The savings are significant; TMO has been running on millions of Facebook servers for over a year, saving up to almost a third of memory per server. While this would likely be insignificant across dozens or even hundreds of servers, the sheer scale of Facebook presents a unique challenge.
Analysis: Facebook's gigantic appetite for RAM
The world's largest social network has almost three billion monthly active users and millions of servers in 21 locations around the world. If each server had an average of 128 GB of RAM, that would represent 256 million GB (or 256 PB) of RAM, which, at an average cost of €4 per GB (DDR4 ECC RAM), represents approximately €1 billion memory That's assuming Facebook has at least two million servers (the Facebook blog cited "millions of servers" as early as July 2018), and the actual number is likely to be much higher.
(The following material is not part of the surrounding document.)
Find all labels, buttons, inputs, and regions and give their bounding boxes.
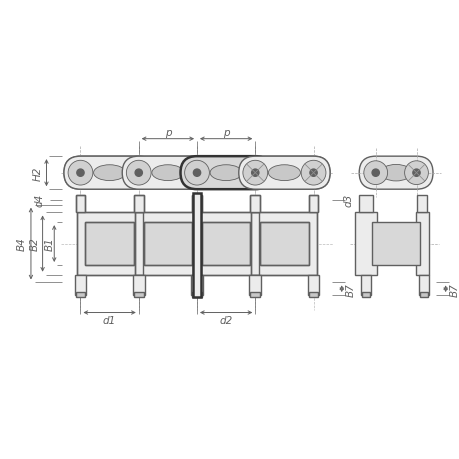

Figures presented by the team that worked on TMO showed that memory cost is a third of Meta's server BOM, with compressed RAM and SSD accounting for less than 11%. More worryingly, the cost of RAM (as a percentage of total infrastructure) has more than doubled since Facebook launched its first generation of servers (it's currently in its fourth).
The adoption of TMO has some drawbacks; more specifically, performance degradation. But the gains in power and memory savings far outweigh the drawbacks, and future iterations combined with hardware improvements (for example, faster SSDs or CXLs) will provide further mitigation.